Когда остаюсь в темноте одна.

- О чем же? - спрашивал Омар.

Ответ такой же загадочный:

- Подумай...

- Для меня моя книга не развлечение, - мрачно сказа Омар, осторожно разливая по чашам чистое красное вино Труд. Смысл жизни. Долг.

Эль-Мирра вздохнула с глубоким недоумением:

- И как вы, поэты, все это выносите? Вешают вас, жгут на кострах. Сажают на цепь. А вы - опять за свое.

- На то мы и поэты.

- Да ну вас! - она с досадой махнула рукой. Видит Омар: стихи и книги интересуют сейчас девушку меньше всего.

- Иди сюда, - позвал Омар.

- Нет! Я боюсь. Тетушка вечером пригляделась, шипит: «Хорошеешь? Тебе замуж пора. Выдам за ночного сторожа. Путный человек не возьмет безродную». Если она узнает...
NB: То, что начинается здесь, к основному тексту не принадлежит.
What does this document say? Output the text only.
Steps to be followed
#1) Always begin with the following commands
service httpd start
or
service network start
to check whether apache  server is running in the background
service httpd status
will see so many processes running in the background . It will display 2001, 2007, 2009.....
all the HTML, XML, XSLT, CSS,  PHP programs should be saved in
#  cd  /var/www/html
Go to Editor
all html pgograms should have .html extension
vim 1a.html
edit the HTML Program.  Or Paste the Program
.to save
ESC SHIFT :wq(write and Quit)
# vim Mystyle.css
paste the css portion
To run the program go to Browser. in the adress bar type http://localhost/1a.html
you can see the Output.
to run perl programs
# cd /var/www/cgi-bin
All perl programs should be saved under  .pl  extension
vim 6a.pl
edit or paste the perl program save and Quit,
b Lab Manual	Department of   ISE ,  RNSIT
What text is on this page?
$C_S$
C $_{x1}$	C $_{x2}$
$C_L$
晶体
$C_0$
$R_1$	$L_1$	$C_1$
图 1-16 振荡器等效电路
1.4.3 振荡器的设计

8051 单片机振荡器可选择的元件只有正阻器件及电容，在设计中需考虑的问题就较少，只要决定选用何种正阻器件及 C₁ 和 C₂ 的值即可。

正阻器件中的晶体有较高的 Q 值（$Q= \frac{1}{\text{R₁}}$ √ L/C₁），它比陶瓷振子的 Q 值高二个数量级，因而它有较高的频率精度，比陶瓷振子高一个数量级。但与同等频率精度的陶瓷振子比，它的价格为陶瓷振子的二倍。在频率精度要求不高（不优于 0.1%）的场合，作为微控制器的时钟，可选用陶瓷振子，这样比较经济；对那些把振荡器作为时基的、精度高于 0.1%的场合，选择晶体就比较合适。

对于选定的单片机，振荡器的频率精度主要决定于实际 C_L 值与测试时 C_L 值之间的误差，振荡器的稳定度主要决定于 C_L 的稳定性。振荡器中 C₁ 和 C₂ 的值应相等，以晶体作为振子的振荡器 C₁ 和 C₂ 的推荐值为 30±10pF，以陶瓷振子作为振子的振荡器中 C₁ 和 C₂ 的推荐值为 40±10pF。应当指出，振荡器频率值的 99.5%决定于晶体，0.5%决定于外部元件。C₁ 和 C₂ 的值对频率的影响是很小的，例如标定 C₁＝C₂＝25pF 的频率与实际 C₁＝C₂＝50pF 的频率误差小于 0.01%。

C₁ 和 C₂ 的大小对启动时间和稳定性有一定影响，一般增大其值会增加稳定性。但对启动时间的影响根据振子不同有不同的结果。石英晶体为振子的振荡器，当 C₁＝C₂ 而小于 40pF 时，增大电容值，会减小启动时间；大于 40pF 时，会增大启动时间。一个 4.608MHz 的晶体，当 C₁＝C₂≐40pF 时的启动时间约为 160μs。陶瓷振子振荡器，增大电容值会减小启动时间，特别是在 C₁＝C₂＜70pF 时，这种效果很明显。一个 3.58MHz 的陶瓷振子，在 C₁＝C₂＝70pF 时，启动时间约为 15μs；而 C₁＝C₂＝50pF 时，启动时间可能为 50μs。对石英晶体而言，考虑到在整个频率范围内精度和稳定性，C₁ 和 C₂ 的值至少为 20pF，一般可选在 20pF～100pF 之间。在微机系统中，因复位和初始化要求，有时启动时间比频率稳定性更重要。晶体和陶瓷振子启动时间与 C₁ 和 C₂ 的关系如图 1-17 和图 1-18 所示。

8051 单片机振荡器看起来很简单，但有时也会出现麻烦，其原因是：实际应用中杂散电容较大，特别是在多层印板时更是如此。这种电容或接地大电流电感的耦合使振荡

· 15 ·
- Не успеет узнать. Завтра же пошлю к ней сваху.

- Каждую ночь обещаешь.

- Видишь, с книгой вожусь. Но завтра - непременно! - Внутри черным крылом опять взмахнула тревога. Омар отогнал ее, вскинув чашу.

Ты знаешь, отчего петух в рассветный час

Клич скорбный издает в десятый раз?

Он в зеркале зари увидеть побуждает,

Что ночь, еще одна, прошла, увы, без нас...

Эль-Мирра воркующе засмеялась и спорхнула к нему с тахты.

Омар мучительно застонал. Эти стихи он когда-то читал Рейхан в Самарканде. И она смеялась так же воркующе...

- Что ты, Омар? - испугалась Эль-Мирра.

Он мотнул головой, чтобы стряхнуть наваждение:

- Вспомнил кое о чем.

- Болит что-нибудь? - не поняла тюрчанка.

- Совесть. - Он не хотел ей говорить, что теперь часто стонет, кряхтит и охает от запоздалого раскаяния. Те, кого много лет назад обидел Омар, может быть, давно забыли о нем, он же забыть их не может... - Пей, - хмуро сказал Омар. Он через силу улыбнулся. И произнес экспромтом, чтобы ей угодить:

О горе, горе сердцу, где жгучей страсти нет,

Где нет любви мучений

и грез безумных нет!

День без любви потерян; противней и серей,

Чем этот день бесплодный,

и в дождь унылый нет...

Стихи получились, конечно, не ахти что. Розовый дым. Пустословие. Но они будто подхлестнули Эль-Мирру:

- Ох, старик! Ох, дурной старик…

Звериная страсть. Неутолимое любопытство. Каждую ночь, ускользнув от своей тетки, по мужски храпевшей во сне, она требует для себя все новых и новых открытий.